Now, I understand the impulse and desire to play with these mythologies, these universes created from the works of others and their raw imaginations, but it seems to me, particularly in the world of the superhero comic, that we’ve become addicted to it. I don’t know if it’s conservatism run totally amok or fear or what it actually is. But I do know that it’s going to kill us.

Whether you consider it necrophilia or laziness or unabashed fanboyosity, comics can’t survive on a diet of infinitely re-warmed leftovers. Sure, they might have started out as filet mignon, but enough trips through the microwave and they’re going to be tougher than the beef jerky that you found under the seat of your car that you’d lost three summers ago.
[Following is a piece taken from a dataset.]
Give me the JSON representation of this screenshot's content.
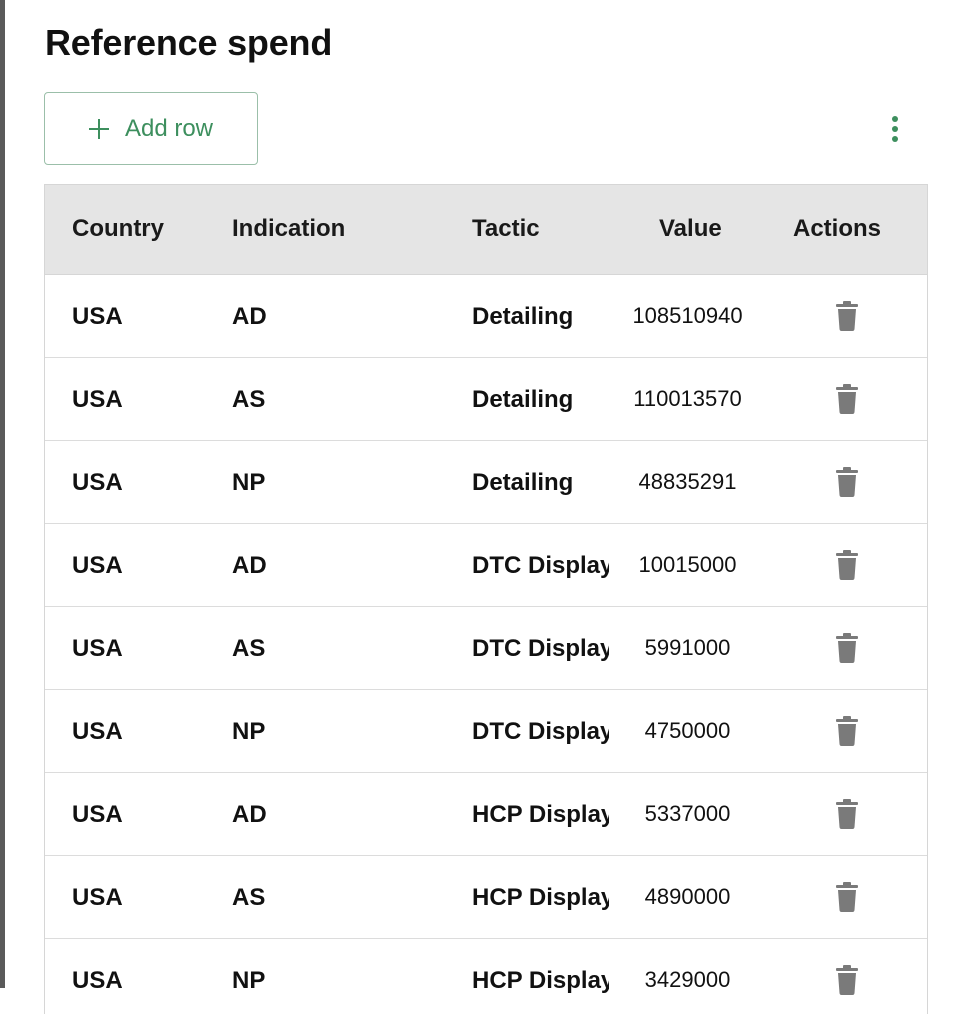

It isn’t enough that we get new creative blood in the mix (which, thankfully, we seem to get fairly regularly).

We need new characters, new worlds, new visions. Reinventions are fine and dandy (I liked League of Extraordinary Gentlemen as much as the next guy, but The Invisibles, even with its flaws, is a far more satisfying and provocative work) but if you live by them, you’ll be stuck in some kind of endless loop. Even if the new work surpasses the original (which does happen, but that’s the exception, not the rule) it’s ultimately not much more than pastiche. Yes, there are reinventions that have made a place for themselves, right alongside the original. But honestly, out of the deluge of retreads, there are very few (Doom Patrol as imagined by Grant Morrison and the recent Catwoman series by Ed Brubaker, et al, strike me as two examples) that stand up on their own merits.

Does being an original work automatically make a work better? No, of course not. But an original work that succeeds so far outshines the other stuff, it’s startling. Sure, they’re not all going to succeed. They’re going to stumble along the way. They’re not going to be bought sight unseen (which is pretty much how comics are bought by retailers before you even see ‘em) because they have familiar characters Like You’ve Always Seen Them Before!

Original work takes chances that franchises could never take and they can succeed far beyond franchises (not to mention grab readers who won’t feel it necessary to bone up on thirty years of back history to enjoy the work.)

The toybox is a lot of fun to play with, no doubt. But the fact of the matter is that there’s only a couple hundred toys to play with, and some of ‘em are looking pretty shopworn by now. Sure, some new toys would be nice. But a new game altogether? Now that would be welcome.